Their solution: Don’t even try.

Instead, they devised a way to work around humans’ unreliable response to vaccines, building a gene that encoded the production plans for their powerhouse protein. To ferry that gene into a host organism, they enlisted a harmless virus used by labs working on gene therapy.

By splicing their designer gene into this viral delivery device, the scientists not only found a way to get their antibody package into a host, they were delivering the manufacturing machinery to produce it. This “passive transfer” of antibodies gives this vaccine candidate the potential to be equally effective in everyone, Fauci said.

A group of llamas look around on a farm in New Jersey.. (AP Photo/Mel Evans)

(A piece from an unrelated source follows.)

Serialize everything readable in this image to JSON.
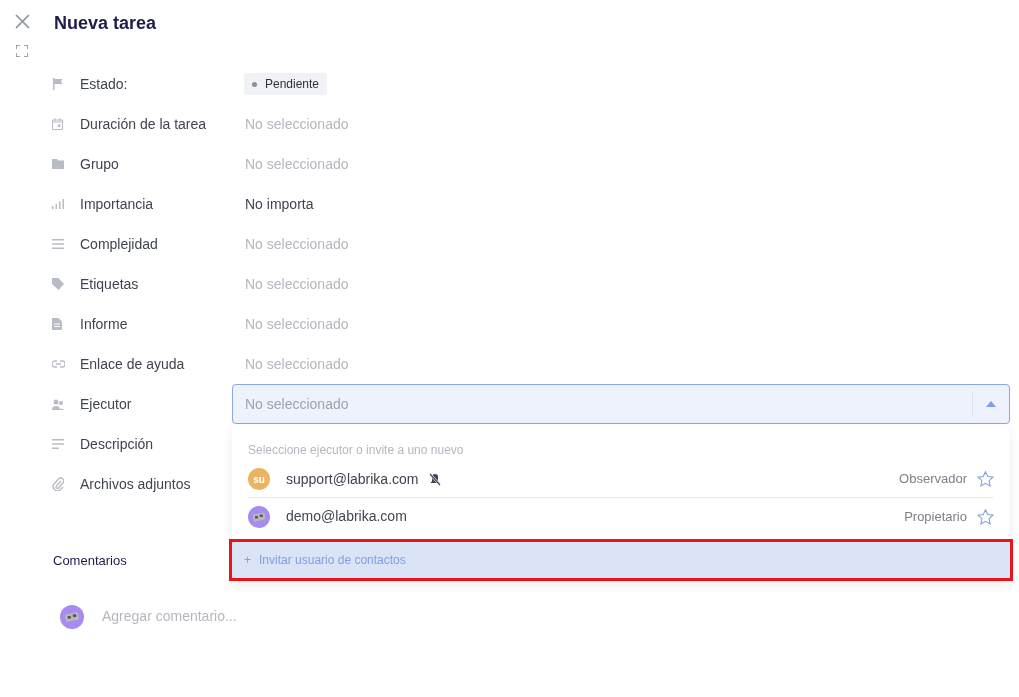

The next step is to conduct further tests in animals and clinical trials in humans, and that “will take years,” he said. “But if fully successful — a majestic leap right now — it could essentially eliminate the need from season to season” to divine which of countless possible flu viruses will rear up, and to then build a yearly flu vaccine that neatly fits the bill.

Scripps immunologist Ian Wilson, the study’s senior author, said that as the cells “infected” by the delivery virus turn over, repeated doses might be needed to sustain the production of antibodies. “We don’t really know how long this treatment would survive in humans yet,” he said.

But even less-than-permanent immunity against a broad range of flu threats would help buffer people from the emergence of unexpected flu strains, Wilson said. And the rapid response of mice to the vaccine suggests it could be used to inoculate a population after a new viral threat has emerged, he added.

That the experimental vaccine might need to be administered each year makes it an interesting hybrid, said Ted M. Ross, who directs the University of Georgia’s Center for Vaccines and Immunology.

“This approach is similar to antivenom,” said Ross. “The therapeutic is an antibody that was made in another species to neutralize the toxin. It’s short-term, but it gets you through the period of time where bad things could happen.”

Over time, patients who got the same antibodies repeatedly might start to build resistance to them, he said. Vaccine makers could counter that by finding and including new antibodies in their formulation every few years, he suggested.

Ross and other scientists also cautioned that the human immune system might see the llama-derived proteins as foreign and attack them.

This is not the only universal flu vaccine under development. In May, Fauci’s NIAID launched the first clinical trial to test the safety of a universal flu vaccine in 120 healthy humans. The candidate vaccine, called M-001, targets portions of the flu virus that tend not to change even as other proteins do. This should prime the human immune system to recognize and fight many different strains of influenza viruses.

Janssen Vaccines and Prevention, a Dutch company that employs some of the study authors, has applied for a patent that would cover some of the molecules described in the new report.